CEO Matt Murphy is betting that the sheer scale of the opportunity will offset the margin compression. Marvell has already successfully scaled its custom silicon business from a standing start to a $1.5 billion annual run-rate. The goal is to double this by fiscal 2028. However, the risk of execution failure is non-trivial. Broadcom’s dominance was built on a decade of flawless execution and a deep library of proven IP. Marvell is now entering a high-volume production ramp for some of the most complex chips ever designed. Any delay in the 5nm or 3nm process geometries, or a failure to meet Google’s aggressive power-efficiency targets, could turn these prestigious design wins into margin-dilutive liabilities. The market is currently pricing in the win, but it hasn't yet priced in the work.
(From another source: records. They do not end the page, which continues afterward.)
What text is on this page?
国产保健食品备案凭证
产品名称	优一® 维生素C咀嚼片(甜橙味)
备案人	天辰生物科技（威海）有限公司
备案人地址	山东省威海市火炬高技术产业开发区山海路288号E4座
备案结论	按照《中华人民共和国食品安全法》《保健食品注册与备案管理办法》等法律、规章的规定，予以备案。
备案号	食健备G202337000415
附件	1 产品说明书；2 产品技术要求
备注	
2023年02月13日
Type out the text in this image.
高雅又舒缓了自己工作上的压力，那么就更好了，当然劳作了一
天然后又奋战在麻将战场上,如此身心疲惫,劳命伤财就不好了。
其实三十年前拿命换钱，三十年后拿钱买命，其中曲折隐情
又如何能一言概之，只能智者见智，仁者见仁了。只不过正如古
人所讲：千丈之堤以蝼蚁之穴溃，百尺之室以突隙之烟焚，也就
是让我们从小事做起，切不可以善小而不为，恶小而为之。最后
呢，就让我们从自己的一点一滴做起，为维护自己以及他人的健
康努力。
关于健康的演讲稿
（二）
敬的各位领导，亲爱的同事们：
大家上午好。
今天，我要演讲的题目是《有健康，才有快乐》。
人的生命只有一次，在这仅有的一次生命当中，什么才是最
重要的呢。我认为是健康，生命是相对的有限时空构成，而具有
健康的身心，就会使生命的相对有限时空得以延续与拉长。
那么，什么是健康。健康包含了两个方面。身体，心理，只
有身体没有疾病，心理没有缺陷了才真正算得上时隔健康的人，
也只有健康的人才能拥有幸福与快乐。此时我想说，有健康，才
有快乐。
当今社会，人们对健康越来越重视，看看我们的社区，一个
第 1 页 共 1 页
The Inference Pivot and the Nvidia Threat
Perhaps the most provocative angle of the Marvell-Google partnership is the focus on inference. While Nvidia remains the undisputed king of AI training, the economic center of gravity is shifting toward inference—the phase where models actually serve users. Training is a one-time (albeit massive) capital expense; inference is a recurring operational expense. For a company with Google’s scale, running inference on general-purpose Nvidia GPUs is like using a Ferrari to deliver mail. It is fast, but it is ruinously expensive and inefficient.
By co-developing an inference-optimized TPU with Marvell, Google is signaling that the era of general-purpose compute dominance is nearing its peak. Custom ASICs are typically 30% to 40% more power-efficient than GPUs for specific workloads. As the AI arms race moves from the lab to the consumer, the winners will be those who can provide the lowest cost-per-query. This is the existential threat to Nvidia’s high-margin fortress. If the hyperscalers can successfully move their internal inference workloads to custom silicon designed by Marvell and Broadcom, the addressable market for Nvidia’s H100s and B200s starts to look much smaller than the current valuation suggests. Marvell is not just competing with Broadcom for Google’s attention; it is helping Google build a future where Nvidia is a luxury, not a necessity.
Position and Catalyst
From a technical perspective, Marvell is currently a victim of its own success. The stock’s Relative Strength Index (RSI) touched 98 in the days following the announcement, a level of momentum that almost always precedes a period of consolidation. The market has effectively re-rated Marvell as a primary AI infrastructure play, but the valuation now leaves zero room for disappointment. The $2 billion strategic investment from Nvidia into Marvell in March 2026 provided an earlier floor, but we are now well above that support.
The concrete investment angle here is a play on the upcoming quarterly earnings guidance, specifically the production ramp timeline for the Google inference chips. If Marvell provides a clear line of sight to high-volume shipments by early 2027, the current P/E becomes defensible. If the guidance is vague or suggests a longer R&D cycle, expect a sharp mean-reversion. Long-term investors should look for an entry near the $150 psychological support level, which aligns with the recent breakout point. Resistance sits firmly at $175. The play is to wait for the RSI to cool toward the 60-70 range before adding exposure. Marvell has won the seat at the table; the next six months will determine if they can afford the meal.